God, she hated the sound of her father’s voice. She’d lost her virginity before she’d even figured out the layout of the campus, so it was difficult for her to hear him hammering home this dictum about saving herself for marriage and all that. Her father couldn’t begin to understand how deeply in love she was, how it was only human nature to want to give yourself completely to the person you truly loved.

She’d hang up the receiver seething with anger, then slowly it would subside, and she’d start thinking maybe she should tell her parents about Arty, maybe they would understand. And guilt would begin slithering around inside her. She shouldn’t be doing what she was doing with Arty, and she knew it. And when she was on the brink of resolving to never let Arty touch her again, her heart would start racing,
but one day he will be my husband, one day we will be together forever.

 

The man coughed and Hester opened her eyes.

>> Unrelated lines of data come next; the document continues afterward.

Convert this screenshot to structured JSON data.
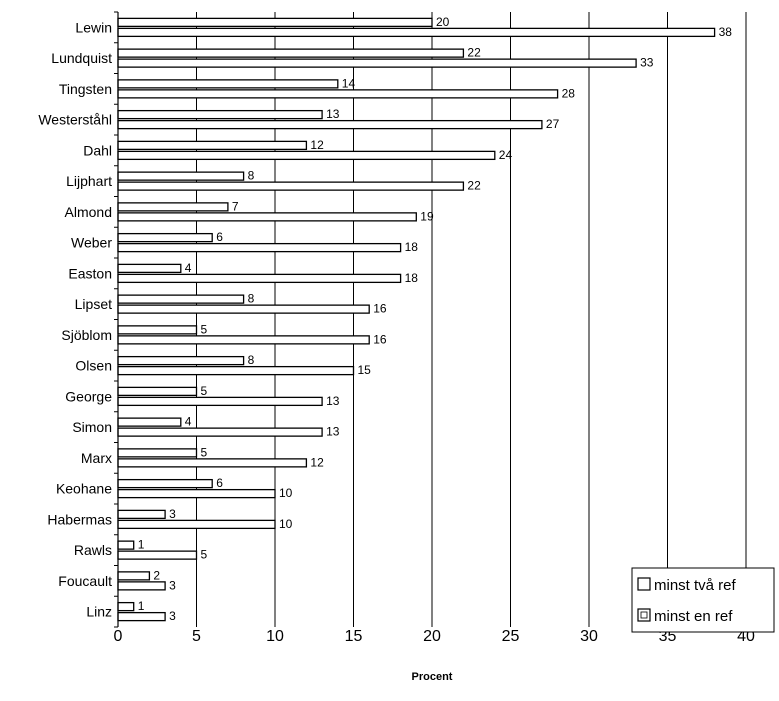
{
  "chart_data": {
    "type": "bar",
    "orientation": "horizontal",
    "categories": [
      "Lewin",
      "Lundquist",
      "Tingsten",
      "Westerståhl",
      "Dahl",
      "Lijphart",
      "Almond",
      "Weber",
      "Easton",
      "Lipset",
      "Sjöblom",
      "Olsen",
      "George",
      "Simon",
      "Marx",
      "Keohane",
      "Habermas",
      "Rawls",
      "Foucault",
      "Linz"
    ],
    "series": [
      {
        "name": "minst två ref",
        "values": [
          20,
          22,
          14,
          13,
          12,
          8,
          7,
          6,
          4,
          8,
          5,
          8,
          5,
          4,
          5,
          6,
          3,
          1,
          2,
          1
        ]
      },
      {
        "name": "minst en ref",
        "values": [
          38,
          33,
          28,
          27,
          24,
          22,
          19,
          18,
          18,
          16,
          16,
          15,
          13,
          13,
          12,
          10,
          10,
          5,
          3,
          3
        ]
      }
    ],
    "xlabel": "Procent",
    "ylabel": "",
    "title": "",
    "xlim": [
      0,
      40
    ],
    "xticks": [
      "0",
      "5",
      "10",
      "15",
      "20",
      "25",
      "30",
      "35",
      "40"
    ],
    "grid": "vertical",
    "legend_position": "bottom-right",
    "colors": {
      "bar_fill": "#ffffff",
      "stroke": "#000000",
      "background": "#ffffff"
    }
  }
}
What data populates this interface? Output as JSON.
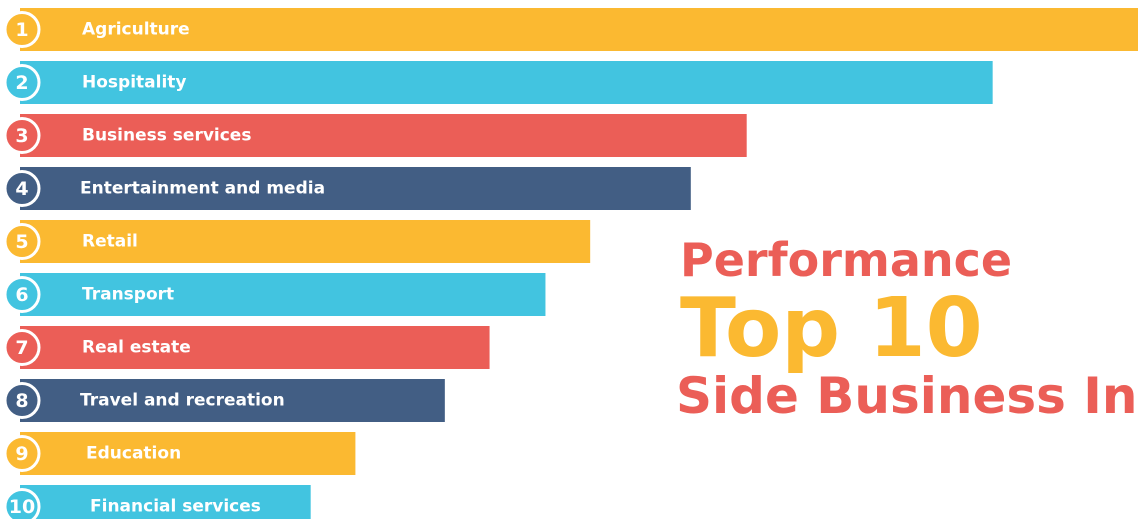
{
  "chart_data": {
    "type": "bar",
    "orientation": "horizontal",
    "title": [
      "Performance",
      "Top 10",
      "Side Business Inc"
    ],
    "title_colors": [
      "#eb5e57",
      "#fbb931",
      "#eb5e57"
    ],
    "ranks": [
      1,
      2,
      3,
      4,
      5,
      6,
      7,
      8,
      9,
      10
    ],
    "categories": [
      "Agriculture",
      "Hospitality",
      "Business services",
      "Entertainment and media",
      "Retail",
      "Transport",
      "Real estate",
      "Travel and recreation",
      "Education",
      "Financial services"
    ],
    "values": [
      100,
      87,
      65,
      60,
      51,
      47,
      42,
      38,
      30,
      26
    ],
    "colors": [
      "#fbb931",
      "#42c4e0",
      "#eb5e57",
      "#425e84",
      "#fbb931",
      "#42c4e0",
      "#eb5e57",
      "#425e84",
      "#fbb931",
      "#42c4e0"
    ],
    "xlim": [
      0,
      100
    ]
  }
}
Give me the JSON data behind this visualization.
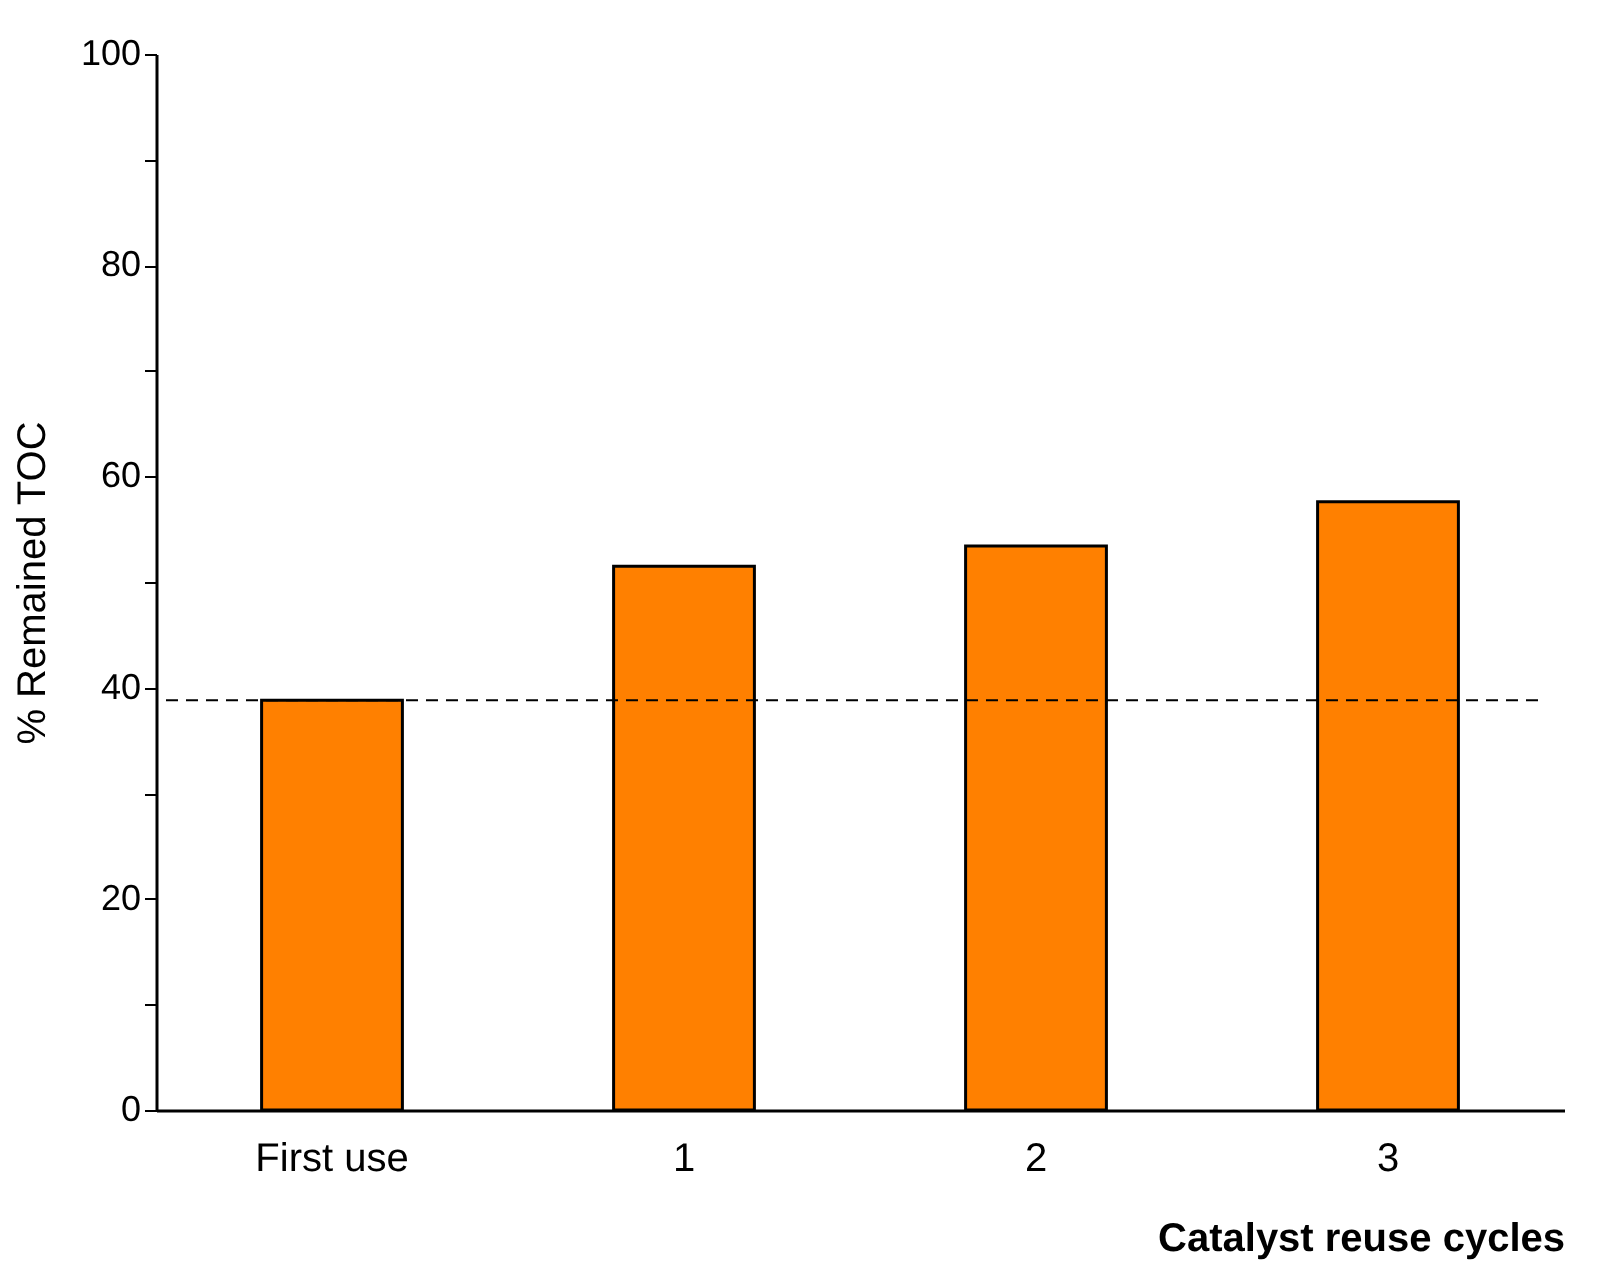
{
  "chart_data": {
    "type": "bar",
    "xlabel": "Catalyst reuse cycles",
    "ylabel": "% Remained TOC",
    "categories": [
      "First use",
      "1",
      "2",
      "3"
    ],
    "series": [
      {
        "color": "#ff8000",
        "values": [
          38.8,
          51.5,
          53.4,
          57.6
        ]
      }
    ],
    "ylim": [
      0,
      100
    ],
    "yticks": [
      0,
      {
        "value": 10,
        "label": null
      },
      20,
      {
        "value": 30,
        "label": null
      },
      40,
      {
        "value": 50,
        "label": null
      },
      60,
      {
        "value": 70,
        "label": null
      },
      80,
      {
        "value": 90,
        "label": null
      },
      100
    ],
    "ref_lines": [
      {
        "axis": "y",
        "value": 38.8,
        "line_style": "dashed",
        "color": "#000000"
      }
    ],
    "grid": false
  }
}
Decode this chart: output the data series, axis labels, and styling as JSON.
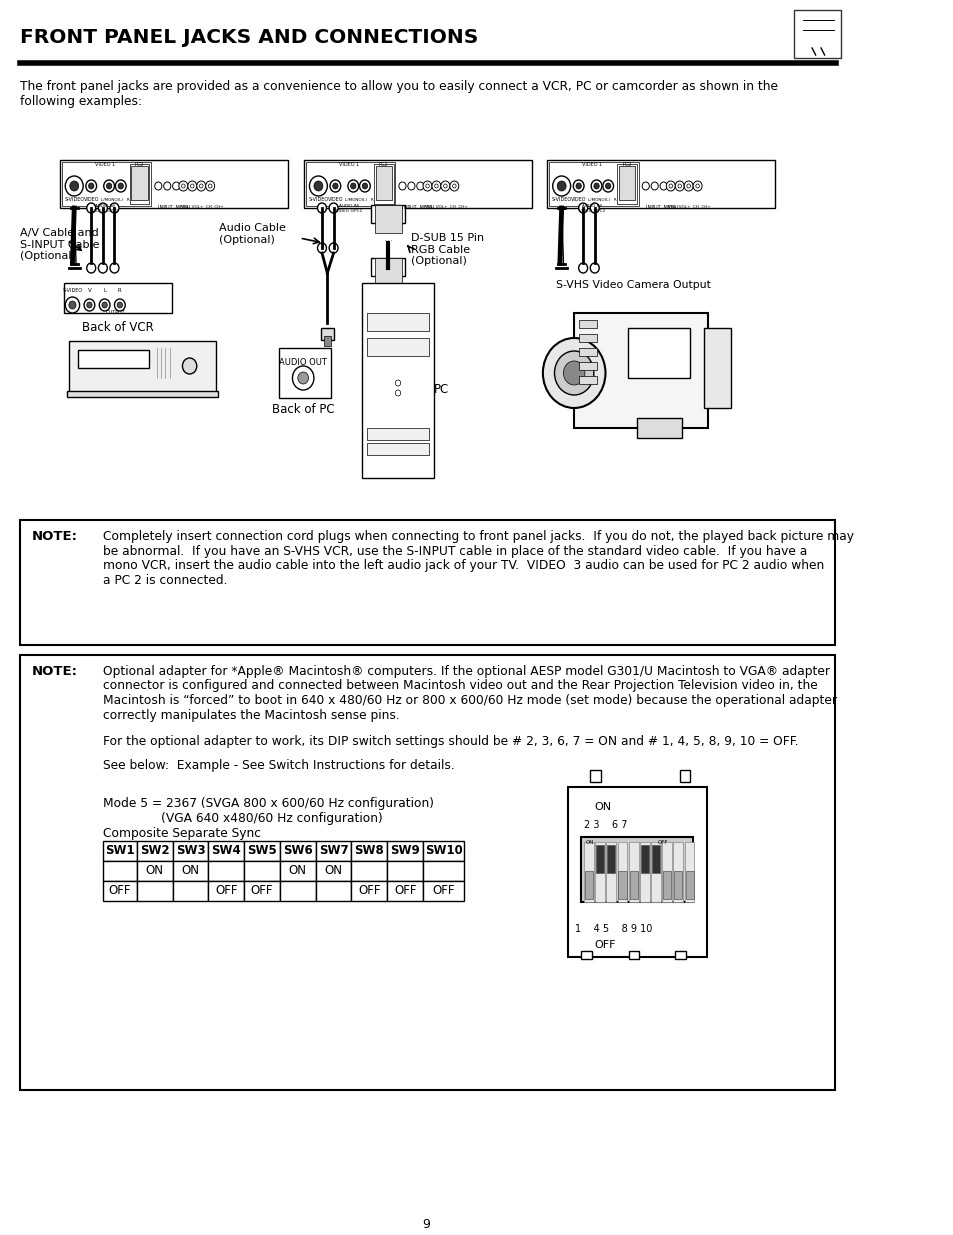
{
  "title": "FRONT PANEL JACKS AND CONNECTIONS",
  "bg_color": "#ffffff",
  "page_number": "9",
  "intro_text": "The front panel jacks are provided as a convenience to allow you to easily connect a VCR, PC or camcorder as shown in the\nfollowing examples:",
  "note1_label": "NOTE:",
  "note1_text_line1": "Completely insert connection cord plugs when connecting to front panel jacks.  If you do not, the played back picture may",
  "note1_text_line2": "be abnormal.  If you have an S-VHS VCR, use the S-INPUT cable in place of the standard video cable.  If you have a",
  "note1_text_line3": "mono VCR, insert the audio cable into the left audio jack of your TV.  VIDEO  3 audio can be used for PC 2 audio when",
  "note1_text_line4": "a PC 2 is connected.",
  "note2_label": "NOTE:",
  "note2_text_line1": "Optional adapter for *Apple® Macintosh® computers. If the optional AESP model G301/U Macintosh to VGA® adapter",
  "note2_text_line2": "connector is configured and connected between Macintosh video out and the Rear Projection Television video in, the",
  "note2_text_line3": "Macintosh is “forced” to boot in 640 x 480/60 Hz or 800 x 600/60 Hz mode (set mode) because the operational adapter",
  "note2_text_line4": "correctly manipulates the Macintosh sense pins.",
  "note2_para2": "For the optional adapter to work, its DIP switch settings should be # 2, 3, 6, 7 = ON and # 1, 4, 5, 8, 9, 10 = OFF.",
  "note2_para3": "See below:  Example - See Switch Instructions for details.",
  "mode_text1": "Mode 5 = 2367 (SVGA 800 x 600/60 Hz configuration)",
  "mode_text2": "               (VGA 640 x480/60 Hz configuration)",
  "mode_text3": "Composite Separate Sync",
  "sw_headers": [
    "SW1",
    "SW2",
    "SW3",
    "SW4",
    "SW5",
    "SW6",
    "SW7",
    "SW8",
    "SW9",
    "SW10"
  ],
  "sw_row2": [
    "",
    "ON",
    "ON",
    "",
    "",
    "ON",
    "ON",
    "",
    "",
    ""
  ],
  "sw_row3": [
    "OFF",
    "",
    "",
    "OFF",
    "OFF",
    "",
    "",
    "OFF",
    "OFF",
    "OFF"
  ],
  "vcr_label": "Back of VCR",
  "pc_label": "PC",
  "back_pc_label": "Back of PC",
  "avcable_label": "A/V Cable and\nS-INPUT Cable\n(Optional)",
  "audio_cable_label": "Audio Cable\n(Optional)",
  "dsub_label": "D-SUB 15 Pin\nRGB Cable\n(Optional)",
  "svhs_label": "S-VHS Video Camera Output",
  "audio_out_label": "AUDIO OUT",
  "on_label": "ON",
  "off_label": "OFF",
  "pos_23_67": "2 3    6 7",
  "pos_1_45_8910": "1    4 5    8 9 10"
}
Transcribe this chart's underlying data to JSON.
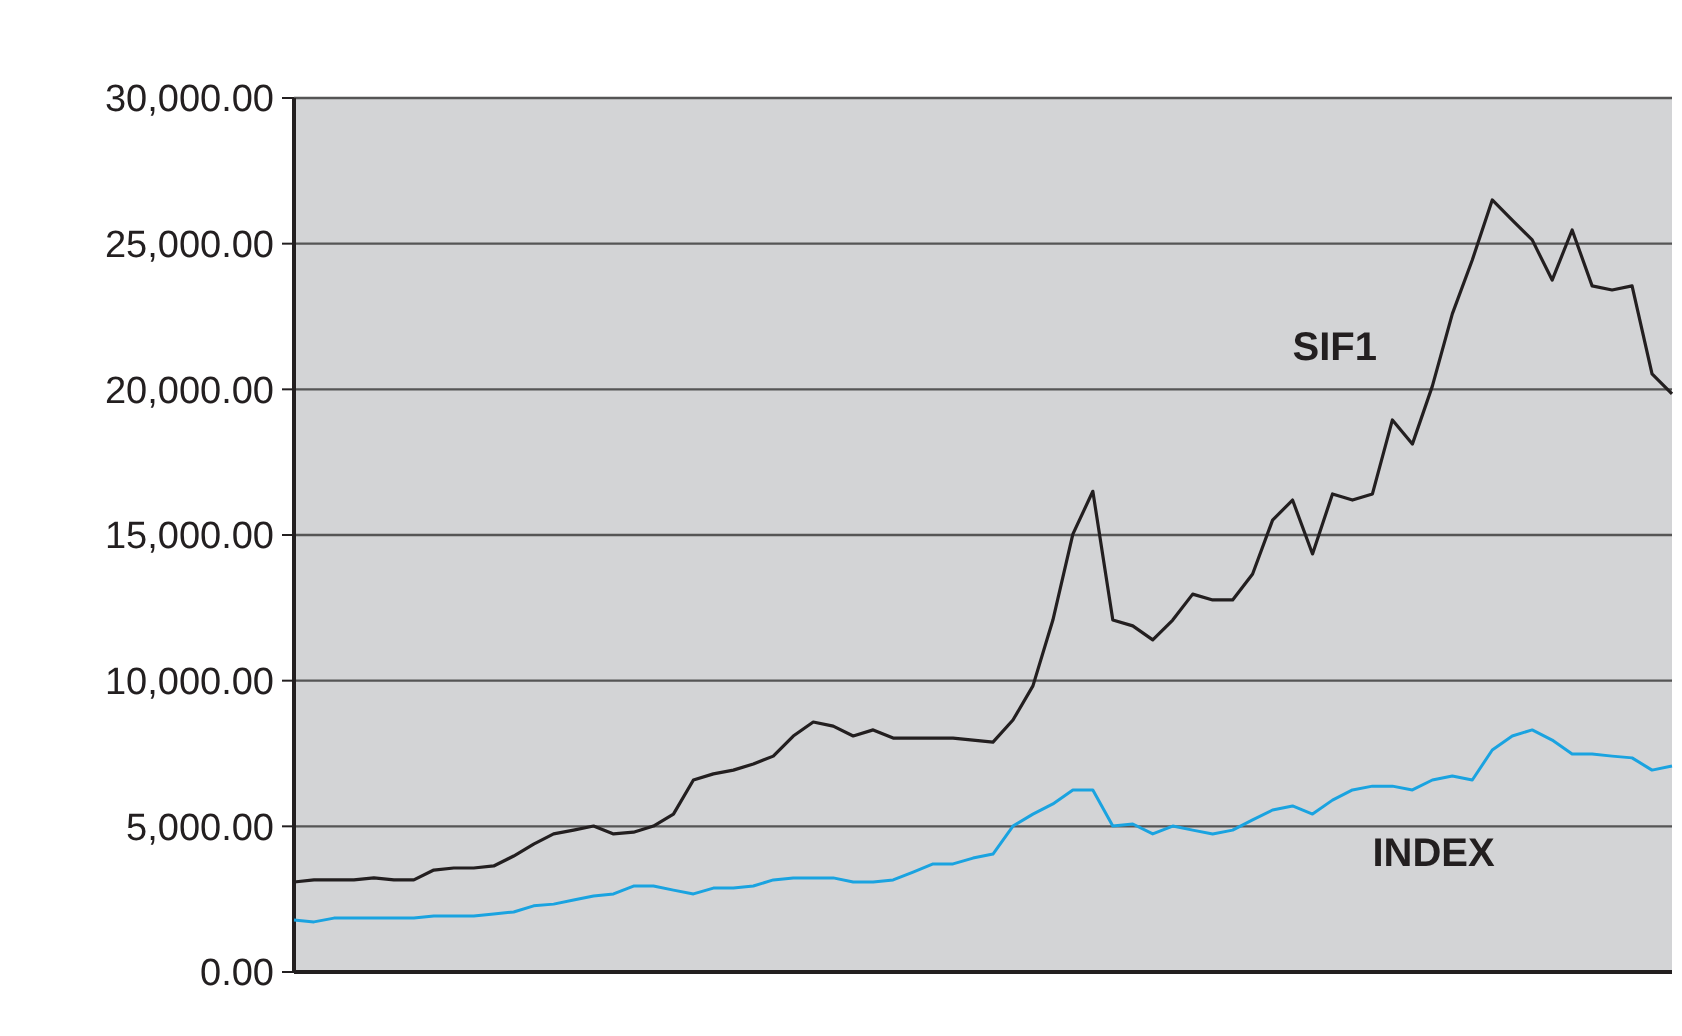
{
  "chart_data": {
    "type": "line",
    "categories": [
      null,
      null,
      null,
      null,
      null,
      null,
      null,
      null,
      null,
      null,
      null,
      null,
      null,
      null,
      null,
      null,
      null,
      null,
      null,
      null,
      null,
      null,
      null,
      null,
      null,
      null,
      null,
      null,
      null,
      null,
      null,
      null,
      null,
      null,
      null,
      null,
      null,
      null,
      null,
      null,
      null,
      null,
      null,
      null,
      null,
      null,
      null,
      null,
      null,
      null,
      null,
      null,
      null,
      null,
      null,
      null,
      null,
      null,
      null,
      null,
      null,
      null,
      null,
      null,
      null,
      null,
      null,
      null,
      null,
      null
    ],
    "series": [
      {
        "name": "SIF1",
        "color": "#231f20",
        "values": [
          3090,
          3160,
          3160,
          3160,
          3230,
          3160,
          3160,
          3500,
          3570,
          3570,
          3640,
          3980,
          4390,
          4740,
          4870,
          5010,
          4740,
          4800,
          5010,
          5420,
          6590,
          6800,
          6930,
          7140,
          7410,
          8100,
          8580,
          8440,
          8100,
          8310,
          8030,
          8030,
          8030,
          8030,
          7960,
          7890,
          8650,
          9820,
          12080,
          15030,
          16500,
          12080,
          11880,
          11400,
          12080,
          12970,
          12770,
          12770,
          13660,
          15510,
          16200,
          14350,
          16410,
          16200,
          16410,
          18950,
          18120,
          20110,
          22590,
          24440,
          26500,
          25810,
          25130,
          23750,
          25470,
          23550,
          23410,
          23550,
          20530,
          19840
        ]
      },
      {
        "name": "INDEX",
        "color": "#1aa3e0",
        "values": [
          1785,
          1720,
          1850,
          1850,
          1850,
          1850,
          1850,
          1920,
          1920,
          1920,
          1990,
          2060,
          2270,
          2330,
          2470,
          2610,
          2680,
          2950,
          2950,
          2810,
          2680,
          2880,
          2880,
          2950,
          3160,
          3230,
          3230,
          3230,
          3090,
          3090,
          3160,
          3430,
          3710,
          3710,
          3910,
          4050,
          5010,
          5420,
          5770,
          6250,
          6250,
          5010,
          5080,
          4740,
          5010,
          4870,
          4740,
          4870,
          5220,
          5560,
          5700,
          5420,
          5900,
          6250,
          6380,
          6380,
          6250,
          6590,
          6730,
          6590,
          7620,
          8100,
          8310,
          7960,
          7480,
          7480,
          7410,
          7350,
          6930,
          7070
        ]
      }
    ],
    "ylim": [
      0,
      30000
    ],
    "yticks": [
      {
        "value": 0,
        "label": "0.00"
      },
      {
        "value": 5000,
        "label": "5,000.00"
      },
      {
        "value": 10000,
        "label": "10,000.00"
      },
      {
        "value": 15000,
        "label": "15,000.00"
      },
      {
        "value": 20000,
        "label": "20,000.00"
      },
      {
        "value": 25000,
        "label": "25,000.00"
      },
      {
        "value": 30000,
        "label": "30,000.00"
      }
    ],
    "grid": "y",
    "marker": "none",
    "line_style": "solid"
  }
}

He came out of the bathroom with two pills in one hand and some sort tool in the other. Hester started sobbing. The contraption looked like a big claw. In a flash she knew she should’ve gone home to her parents—they’d been right all along. Boys were nothing but trouble. Dear God, she was sorry she’d ever met Arthur Kendall. 

“What is that? What are you going to do with it?”

The man cleared his throat, but said nothing. He moved closer until he stood next to her.

“No! No! No!”

“Calm down. Take these.” He sounded impatient.

Hester was shaking and crying.

“Lean up and take the pills.” He dropped the pills into her palm. She swallowed them down dry.

The man lifted the towel off of Hester and moved to the foot of the table. He told her to put her feet in the stirrups and slide toward him. She tried to adjust her legs and feet and wiggle her bottom down toward him, but she wasn’t doing it fast enough so he reached up, grabbed her by her hips, and pulled her buttocks to the end of the table. Hester gagged at his touch. She was weak with dread. He was impatient now. She could sense it. She watched him as he adjusted the claw. He started talking. Or was it singing? Everything began to sound like it was coming from far away. He put his forearms between her knees and tried to force them apart. Hester tried to keep her legs together, tried to say something, tried to keep her eyes open, but they kept closing. She felt awful, then limp, then like dust, and finally like she was being blown away.

When she awoke, she was in the middle of a dream. A team of surgeons was trying to remove a tumor from inside her head. She had floated out of her body and was up on the ceiling looking down at it. They were leaning over her, and the backs of their white coats and their heads looked like a tightly closed chrysanthemum. She tried to get a glimpse of the tumor, but couldn’t. The doctors began talking, and she drifted back into her body. They congratulated her because they had never seen anything like the strange growth they had just removed. They brought it over to show her. It was a lump of slimy flesh that looked like a fat chicken wing with two small feet, one perfectly shaped, the other so deformed it looked like a hand with two fingers.

“Why, at first, we thought it was a baby coming out of your skull!” One doctor was smiling at her, and her inclination was to thank him, but before she could, she woke up.

She was not on the table, but in the bed still naked from the waist down. Something was wedged up into her vagina. Dizzy and sweating, Hester threw off the thin blanket and put both hands between her legs. The bulge of cloth was soaking wet. She pressed on it and the pain was excruciating.

The man was asleep in a threadbare chair. His head was back, his mouth open. He was snoring loudly. His puffy chins jiggled when he exhaled.